Phillips v. State

52 So. 746 | Ala. | 1910

SIMPSON, J.

The appellant was indicted for larceny; the first count charging grand larceny in general terms, and the second charging grand larceny, setting out a number of articles of drugs stolen, aggregating enough to make grand larceny.

The charges requested by the defendant and refused are all to the effect that the defendant could not be convicted at all unless the evidence showed that he was guilty of grand larceny, or that he could not be convicted of petit larceny. Our decisions are clear to the point that, under an indictment for grand larceny, a party may be convicted of petit larceny. — Morris v. State, 97 Ala. 82, 12 South. 276. As the verdict in this case was for petit larceny only, no injury could occur to the plaintiff from the refusal to charge on the subject of grand larceny. — Mitchell v. State, 133 Ala. 65, 32 South. 132; Williams v. State, 140 Ala. 10, 37 South. 228.

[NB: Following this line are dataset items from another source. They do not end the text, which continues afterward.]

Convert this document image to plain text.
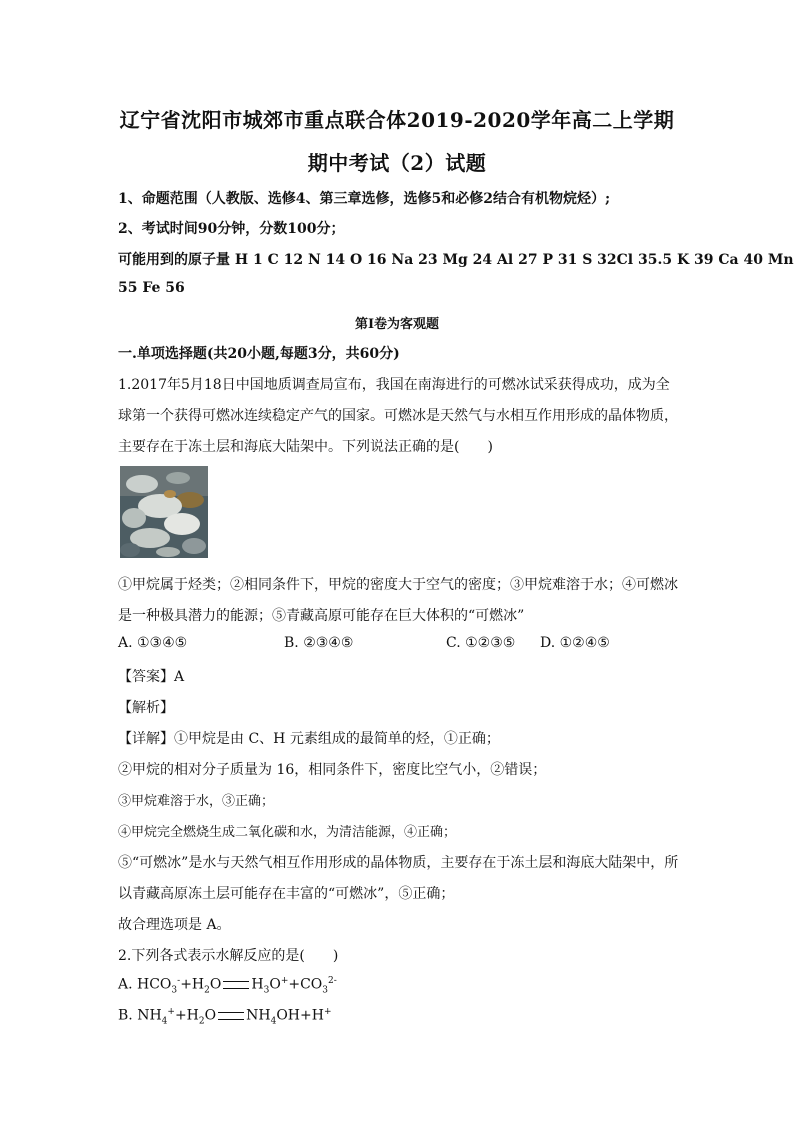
辽宁省沈阳市城郊市重点联合体2019-2020学年高二上学期
期中考试（2）试题
1、命题范围（人教版、选修4、第三章选修，选修5和必修2结合有机物烷烃）;
2、考试时间90分钟，分数100分；
可能用到的原子量 H 1 C 12 N 14 O 16 Na 23 Mg 24 Al 27 P 31 S 32Cl 35.5 K 39 Ca 40 Mn
55 Fe 56
第Ⅰ卷为客观题
一.单项选择题(共20小题,每题3分，共60分)
1.2017年5月18日中国地质调查局宣布，我国在南海进行的可燃冰试采获得成功，成为全
球第一个获得可燃冰连续稳定产气的国家。可燃冰是天然气与水相互作用形成的晶体物质，
主要存在于冻土层和海底大陆架中。下列说法正确的是(　　)
①甲烷属于烃类；②相同条件下，甲烷的密度大于空气的密度；③甲烷难溶于水；④可燃冰
是一种极具潜力的能源；⑤青藏高原可能存在巨大体积的“可燃冰”
A. ①③④⑤	B. ②③④⑤	C. ①②③⑤ D. ①②④⑤
【答案】A
【解析】
【详解】①甲烷是由 C、H 元素组成的最简单的烃，①正确；
②甲烷的相对分子质量为 16，相同条件下，密度比空气小，②错误；
③甲烷难溶于水，③正确；
④甲烷完全燃烧生成二氧化碳和水，为清洁能源，④正确；
⑤“可燃冰”是水与天然气相互作用形成的晶体物质，主要存在于冻土层和海底大陆架中，所
以青藏高原冻土层可能存在丰富的“可燃冰”，⑤正确；
故合理选项是 A。
2.下列各式表示水解反应的是(　　)
A. $HCO_3^-+H_2O$ $H_3O^++CO_3^{2-}$
B. $NH_4^++H_2O$ $NH_4OH+H^+$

*77Neither count charges the statutory offense of stealing from a “storehouse, etc.” — Code 1907, § 7324. H'ence the charges which seem to have reference to that offense are inapposite, and the cases of Stone v. Sate, 115 Ala. 121, 20 South. 275, and State v. McFarland, 121 Ala. 45, 48, 25 South. 625, are not applicable. Moreover, this court has held that, since the amendment to the statute making the stealing from a. “storehouse, etc.,” grand larceny only when the value is of $5 or more, the defendant may, under an indictment charging grand larceny from a storehouse, be convicted of the lesser offense of petit larceny. — Storrs v. State, 125 Ala. 101, 103, 29 South. 778.

There being no error apparent on the record, the judgment of the court is affirmed.

Affirmed.

Anderson, Mayfield, and Sayre, JJ., concur.